I've fallen behind a bit on my Freddie Mercury blogging goal; I intend to remedy this within the next couple of days. In the mean time, if you really hate reading/listening to people bitch and complain, stop reading here.
I'm sick and tired of having so many ups and downs. For a bit of each day I will feel fine (or my version of fine, which is not really "fine" at all if you go by the definition). Then the following feelings will come in no particular order: anxiety, sadness, a deeper sadness, anger, annoyance, irritability and worthlessness. Potentially a mild panic attack may also occur.
Some days are better than others, of course, with more time spent feeling "fine". Certain weekdays are particularly bad for me. I don't know why with any certainty. But look out for extra online bitching and whining on Thursdays and Fridays.
I'm so tired of it. It's making my OCD worse. By that I don't mean washing my hands or checking locks obsessively. I mean dark, hurtful imagery that pops into my mind unbidden. And repeatedly. Very disturbing images. If you've experienced it you'll know what I mean. If you haven't you might think I'm either a freak or an extra big whiner. (I mean if it's not a gaping wound or horrid disease I should just shut up and quit complaining right?!)
The past few months have been extra stressful for me. I am trying to work through my issues, but I know that I haven't been doing it in the best possible way. It's hard when I feel like I can't rely on myself to have my own best interests at heart.
I get angry and I want to lash out at those who are close to me, particularly if I feel that they have contributed to my stress. All that accomplishes is alienating myself, hating myself for feeling petty/vengeful, and causing those close to me stress and/or grief. I'm sick of it.

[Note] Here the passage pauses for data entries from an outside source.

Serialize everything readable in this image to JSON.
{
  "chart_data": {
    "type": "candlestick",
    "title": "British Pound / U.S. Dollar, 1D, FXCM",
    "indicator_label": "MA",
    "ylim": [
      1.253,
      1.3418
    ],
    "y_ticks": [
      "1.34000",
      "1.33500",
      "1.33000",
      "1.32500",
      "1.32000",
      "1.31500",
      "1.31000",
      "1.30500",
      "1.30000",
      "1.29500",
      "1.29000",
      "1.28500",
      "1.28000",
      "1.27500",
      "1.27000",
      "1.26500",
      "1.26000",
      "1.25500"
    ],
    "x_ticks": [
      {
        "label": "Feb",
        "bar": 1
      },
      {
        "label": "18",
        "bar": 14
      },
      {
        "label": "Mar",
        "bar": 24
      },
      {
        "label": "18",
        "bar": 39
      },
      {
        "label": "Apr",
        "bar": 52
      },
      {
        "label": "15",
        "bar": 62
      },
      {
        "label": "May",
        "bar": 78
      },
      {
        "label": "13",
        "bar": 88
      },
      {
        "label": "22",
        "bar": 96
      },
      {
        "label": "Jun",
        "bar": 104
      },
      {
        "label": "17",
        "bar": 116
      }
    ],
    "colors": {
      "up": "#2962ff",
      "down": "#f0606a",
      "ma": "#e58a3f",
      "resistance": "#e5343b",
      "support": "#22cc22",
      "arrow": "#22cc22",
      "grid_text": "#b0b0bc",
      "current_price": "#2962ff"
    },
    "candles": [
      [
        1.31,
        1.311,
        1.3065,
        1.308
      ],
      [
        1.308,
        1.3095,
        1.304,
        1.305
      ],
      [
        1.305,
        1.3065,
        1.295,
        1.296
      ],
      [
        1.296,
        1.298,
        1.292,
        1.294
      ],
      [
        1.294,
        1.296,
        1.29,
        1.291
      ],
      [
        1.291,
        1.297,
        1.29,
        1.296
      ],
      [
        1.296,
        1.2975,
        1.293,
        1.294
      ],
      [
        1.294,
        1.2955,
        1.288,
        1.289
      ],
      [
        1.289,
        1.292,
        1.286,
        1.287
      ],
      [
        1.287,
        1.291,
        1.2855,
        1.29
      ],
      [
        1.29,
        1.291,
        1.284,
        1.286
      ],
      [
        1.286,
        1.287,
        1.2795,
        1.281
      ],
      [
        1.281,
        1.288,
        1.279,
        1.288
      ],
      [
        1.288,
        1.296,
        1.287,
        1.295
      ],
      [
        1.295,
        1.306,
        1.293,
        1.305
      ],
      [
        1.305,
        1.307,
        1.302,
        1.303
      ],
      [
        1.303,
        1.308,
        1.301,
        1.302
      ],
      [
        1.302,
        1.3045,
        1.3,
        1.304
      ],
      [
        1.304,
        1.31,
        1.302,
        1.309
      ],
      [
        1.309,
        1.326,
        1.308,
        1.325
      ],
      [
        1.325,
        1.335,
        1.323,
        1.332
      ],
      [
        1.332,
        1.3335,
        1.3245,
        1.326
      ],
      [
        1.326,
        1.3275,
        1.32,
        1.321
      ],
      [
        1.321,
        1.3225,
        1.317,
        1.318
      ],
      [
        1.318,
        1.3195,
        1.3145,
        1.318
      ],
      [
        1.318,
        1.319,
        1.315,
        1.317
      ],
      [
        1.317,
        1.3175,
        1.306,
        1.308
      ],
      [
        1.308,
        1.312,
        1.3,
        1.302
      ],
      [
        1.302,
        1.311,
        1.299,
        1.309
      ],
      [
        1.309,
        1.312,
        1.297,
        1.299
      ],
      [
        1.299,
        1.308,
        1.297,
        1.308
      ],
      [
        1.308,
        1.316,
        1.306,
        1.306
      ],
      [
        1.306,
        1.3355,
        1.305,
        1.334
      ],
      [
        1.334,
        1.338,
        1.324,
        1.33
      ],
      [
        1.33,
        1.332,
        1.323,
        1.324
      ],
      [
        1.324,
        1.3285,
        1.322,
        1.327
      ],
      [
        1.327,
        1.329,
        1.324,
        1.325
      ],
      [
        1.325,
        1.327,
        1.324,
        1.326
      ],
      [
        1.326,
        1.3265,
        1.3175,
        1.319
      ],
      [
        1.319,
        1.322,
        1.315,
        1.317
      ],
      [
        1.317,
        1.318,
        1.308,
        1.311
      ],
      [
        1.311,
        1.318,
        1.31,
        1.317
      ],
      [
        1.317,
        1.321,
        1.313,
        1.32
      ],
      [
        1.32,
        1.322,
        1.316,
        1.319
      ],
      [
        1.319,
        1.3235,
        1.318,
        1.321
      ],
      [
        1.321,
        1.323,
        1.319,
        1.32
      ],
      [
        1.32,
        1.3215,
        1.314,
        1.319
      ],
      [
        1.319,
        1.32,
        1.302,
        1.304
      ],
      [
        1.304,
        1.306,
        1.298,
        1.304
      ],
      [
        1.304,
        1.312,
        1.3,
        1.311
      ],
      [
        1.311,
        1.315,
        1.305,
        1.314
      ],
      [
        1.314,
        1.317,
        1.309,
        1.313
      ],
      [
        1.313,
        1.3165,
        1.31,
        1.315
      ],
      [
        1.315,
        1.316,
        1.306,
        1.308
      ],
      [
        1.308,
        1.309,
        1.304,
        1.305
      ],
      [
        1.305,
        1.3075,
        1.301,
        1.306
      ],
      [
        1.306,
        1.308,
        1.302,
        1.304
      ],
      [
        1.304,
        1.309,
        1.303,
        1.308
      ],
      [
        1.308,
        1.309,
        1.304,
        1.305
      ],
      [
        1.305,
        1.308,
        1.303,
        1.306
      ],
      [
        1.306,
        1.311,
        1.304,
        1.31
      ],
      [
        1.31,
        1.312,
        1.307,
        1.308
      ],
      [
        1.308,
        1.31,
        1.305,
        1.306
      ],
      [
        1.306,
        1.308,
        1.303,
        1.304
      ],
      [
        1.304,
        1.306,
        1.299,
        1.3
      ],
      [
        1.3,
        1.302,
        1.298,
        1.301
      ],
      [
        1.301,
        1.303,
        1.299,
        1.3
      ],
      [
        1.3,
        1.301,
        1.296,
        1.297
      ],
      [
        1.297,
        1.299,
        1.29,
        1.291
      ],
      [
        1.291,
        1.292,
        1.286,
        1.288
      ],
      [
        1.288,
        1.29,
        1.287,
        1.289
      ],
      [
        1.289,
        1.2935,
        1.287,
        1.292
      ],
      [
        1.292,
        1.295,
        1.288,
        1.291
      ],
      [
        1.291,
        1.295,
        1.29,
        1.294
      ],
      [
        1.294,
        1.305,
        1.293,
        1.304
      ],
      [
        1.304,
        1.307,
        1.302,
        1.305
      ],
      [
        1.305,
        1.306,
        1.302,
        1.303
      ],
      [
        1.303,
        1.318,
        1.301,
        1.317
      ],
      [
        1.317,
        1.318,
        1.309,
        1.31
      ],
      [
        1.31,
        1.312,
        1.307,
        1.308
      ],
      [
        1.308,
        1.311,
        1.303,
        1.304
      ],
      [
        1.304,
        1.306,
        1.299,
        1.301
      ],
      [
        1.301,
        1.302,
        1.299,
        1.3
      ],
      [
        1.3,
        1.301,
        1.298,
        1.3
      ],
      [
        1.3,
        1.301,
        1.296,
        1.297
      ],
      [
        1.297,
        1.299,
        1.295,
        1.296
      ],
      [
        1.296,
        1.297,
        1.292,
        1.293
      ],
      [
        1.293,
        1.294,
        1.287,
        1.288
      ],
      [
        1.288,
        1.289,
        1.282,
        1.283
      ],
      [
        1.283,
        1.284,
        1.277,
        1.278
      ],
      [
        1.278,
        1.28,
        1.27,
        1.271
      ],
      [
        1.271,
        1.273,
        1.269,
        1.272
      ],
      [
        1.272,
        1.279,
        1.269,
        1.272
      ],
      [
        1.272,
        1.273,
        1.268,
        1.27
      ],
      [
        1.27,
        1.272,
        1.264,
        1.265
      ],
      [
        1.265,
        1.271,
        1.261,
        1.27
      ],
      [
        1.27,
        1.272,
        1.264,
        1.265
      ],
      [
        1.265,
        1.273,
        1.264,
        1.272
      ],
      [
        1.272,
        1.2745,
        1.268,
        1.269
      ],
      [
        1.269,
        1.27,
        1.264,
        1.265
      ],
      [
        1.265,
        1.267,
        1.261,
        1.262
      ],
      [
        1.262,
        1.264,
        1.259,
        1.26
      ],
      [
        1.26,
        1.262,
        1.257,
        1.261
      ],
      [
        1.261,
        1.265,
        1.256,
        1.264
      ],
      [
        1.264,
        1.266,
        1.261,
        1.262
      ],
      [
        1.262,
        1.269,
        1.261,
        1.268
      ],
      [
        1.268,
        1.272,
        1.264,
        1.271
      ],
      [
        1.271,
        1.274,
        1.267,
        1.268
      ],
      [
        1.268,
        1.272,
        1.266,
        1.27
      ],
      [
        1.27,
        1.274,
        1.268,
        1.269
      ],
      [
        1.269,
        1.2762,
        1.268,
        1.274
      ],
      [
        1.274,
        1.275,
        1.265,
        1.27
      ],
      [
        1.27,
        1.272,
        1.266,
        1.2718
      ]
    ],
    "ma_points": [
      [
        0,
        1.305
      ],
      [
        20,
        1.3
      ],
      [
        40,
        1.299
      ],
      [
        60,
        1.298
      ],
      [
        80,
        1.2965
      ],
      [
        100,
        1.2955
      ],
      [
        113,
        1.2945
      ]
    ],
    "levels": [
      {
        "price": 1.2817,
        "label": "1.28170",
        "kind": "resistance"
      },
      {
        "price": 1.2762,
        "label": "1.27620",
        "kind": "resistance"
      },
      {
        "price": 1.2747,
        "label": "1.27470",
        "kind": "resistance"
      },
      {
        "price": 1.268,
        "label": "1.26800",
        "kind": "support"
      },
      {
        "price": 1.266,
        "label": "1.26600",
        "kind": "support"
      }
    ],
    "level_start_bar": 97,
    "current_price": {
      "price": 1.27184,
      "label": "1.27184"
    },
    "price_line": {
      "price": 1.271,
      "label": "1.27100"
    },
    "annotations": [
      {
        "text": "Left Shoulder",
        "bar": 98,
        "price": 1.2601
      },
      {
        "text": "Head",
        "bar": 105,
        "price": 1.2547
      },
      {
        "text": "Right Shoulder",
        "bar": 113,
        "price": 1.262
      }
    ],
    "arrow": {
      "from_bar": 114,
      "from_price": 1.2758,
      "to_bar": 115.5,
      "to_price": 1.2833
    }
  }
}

However, if I try to hold it in or ignore it, it boils over and eats at me from the inside. I've tried talking to those I'm angry with, and while I might feel better while talking to them there is no real resolution to my issues. I wish I could just walk away from everything, but that's not possible.
I think most of all I am angry and disappointed in myself. I like to think of myself as a nice and understanding person, but my actions don't always measure up to that. That only furthers my feelings of self loathing and worthlessness.
I know I'm not the only one with problems, both emotional and otherwise, but that doesn't diminish my daily struggle. Sure, I appreciate that things could be worse. But does that mean that my problems are nothing? People tell me to think of the good things I have going for me, but that doesn't negate the problems I have. I know they mean well and want me to be happy, but I also feel like they are just tired of hearing me complain. They just want me to
be happy. Honestly, I don't know how to just be happy. I don't know that it is that simple.
Not to say that I don't have happy times, because I do. They are just interspersed between lots of negative feelings. The cycles of feelings are what exhaust me so much. I just want to be content. To hell with happy. I'll leave that for when I've been content long enough to slide into boredom. (Don't want to aim too high!)
I really feel like doing mean and angry things right now. I want to piss people off. I want to make them hurt. I'm tired of taking everything to heart when others can just walk away from a situation and carry on like nothing happened (well, I know that isn't totally true, but I seem to have more trouble letting go than others do; not their fault, but they don't always take my feelings into account when doing shit that affects me).
I'm just tired of it. I wish I could just not care. I don't want to care any more. It hasn't gotten me much thus far. I'm just not like that. Yet. I feel myself becoming more apathetic and detached at times. I know that's not a healthy goal, but I'm sick of emotional pain. I'm sick of being sick of it.
If you've survived this far into my emotionally immature rant, thanks (I guess; maybe I'm sorry would be more appropriate).